Could this be the end of the road for Oldham Athletic? Steve Ragg explains how a promising season suddenly went so wrong
From the brink of promotion to the edge of extinction in what seems like no time at all. While hopes of Division One football died with the play-off defeat at QPR, Oldham Athletic may be killed off altogether if a solution to our latest crisis isn’t found very soon.
It was widely hoped that our money worries were behind us when latest saviour Chris Moore bought a 53 per cent stake in the club in May 2001. Having amassed his fortune in his shareholding in Torex plc, the IT company of which he is chairman, Moore wasted little time before ringing the changes at Boundary Park. With bold talk of promotion within three years and stadium redevelopment he soon had his own board in place and altered the share capital to increase his stake to 95 per cent.

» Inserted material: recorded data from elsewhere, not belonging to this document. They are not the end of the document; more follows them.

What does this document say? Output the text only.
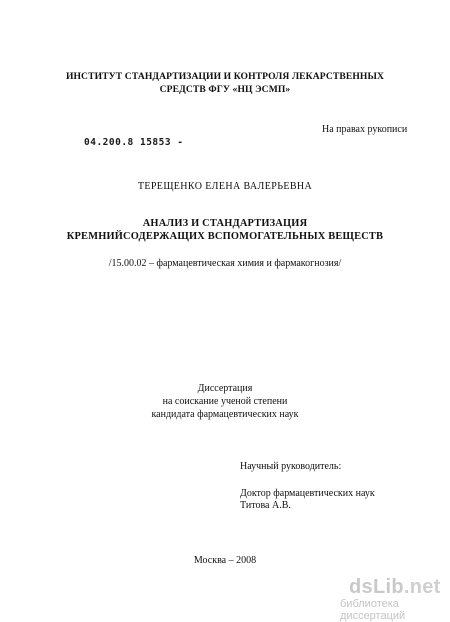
ИНСТИТУТ СТАНДАРТИЗАЦИИ И КОНТРОЛЯ ЛЕКАРСТВЕННЫХ
СРЕДСТВ ФГУ «НЦ ЭСМП»
На правах рукописи
04.200.8 15853 -
ТЕРЕЩЕНКО ЕЛЕНА ВАЛЕРЬЕВНА
АНАЛИЗ И СТАНДАРТИЗАЦИЯ
КРЕМНИЙСОДЕРЖАЩИХ ВСПОМОГАТЕЛЬНЫХ ВЕЩЕСТВ
/15.00.02 – фармацевтическая химия и фармакогнозия/
Диссертация
на соискание ученой степени
кандидата фармацевтических наук
Научный руководитель:
Доктор фармацевтических наук
Титова А.В.
Москва – 2008
dsLib.net
библиотека диссертаций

Within 12 months he was on to his third manager, with Iain Dowie succeeding where Andy Ritchie and Mick Wadsworth had fallen by the wayside. Moore couldn’t be accused of not backing his men, spending around £1.2 million on transfer fees and signing numerous players either permanently or on loan deals. Appointing Dowie to his first managerial post was an inspired move. Soon the Latics were challenging at the top of the table, scoring plenty of goals at home and proving unbeatable away.
Then, just as everything on the pitch was going to plan, off the field it started to fall apart. The upturn in Latics’ fortunes coincided with the collapse of the stock market, and Moore took a battering. With a spiralling wage bill he announced the club was losing £50,000 per week and he couldn’t carry on funding it to such an extent. Dowie was told to make drastic cuts to his squad, but he dealt with this admirably while maintaining the promotion push. He even lost two members of his coaching staff, yet kept the momentum going.
In the background, though, chaos was ensuing. In March this year Moore resigned as chairman, taking up the title of honorary president while adamant that he wasn’t about to walk away. Events became even more farcical when two more directors resigned and chief executive Alan Hardy was suspended following a disagreement, leaving the club with no chairman, no chief exec and just two board members. As the cash flow dwindled fans were encouraged to purchase next year’s season tickets at a discount before the current one ended.
Dowie just carried on regardless, ignoring the boardroom shenanigans to guide his side into the play-offs, the club’s best season in years, but we fell just short of the finishing post. Immediately following the QPR defeat Moore insisted that despite rumours to the contrary he wasn’t about to quit, having paid out £4m already, albeit in the form of a loan. He was working to a five-year plan and exten-ded the deadline for reduced-price season tickets until the end of May.
Then, on June 10, with rumours of the demise of the club circling, it was announced that all payments to creditors, players and staff were to be suspended, new investment sought and an EGM called for mid-July, when a decision on the future of the club would be made.
At the time of writing any number of creditors can issue a winding-up order, the players can give 14 days’ notice to quit since they haven’t been paid, while several others are free to go anyway as no new contracts have been agreed. If no new investors can be found then the only possible scenario is that Oldham Athletic will cease to exist. As Moore is by far the major creditor and shareholder, our future is wholly in his hands.
Still, where there’s life there’s hope. Talks are ongoing with potential investors, although they are some way off agreement. The unpaid staff are working furiously to keep the club going, and Dowie is doing his best to keep the squad together. Two dedicated fans have also set up the Oldham Athletic Foundation Trust (www.keep-the-faith.co.uk) which, it is hoped, will play a key part in any survival package and future plans.
Trudging away from Loftus Road after that heartbreaking play-off defeat, it wasn’t hard to resist uttering those dreadful words “there’s always next year”. Now, I just hope it’s true.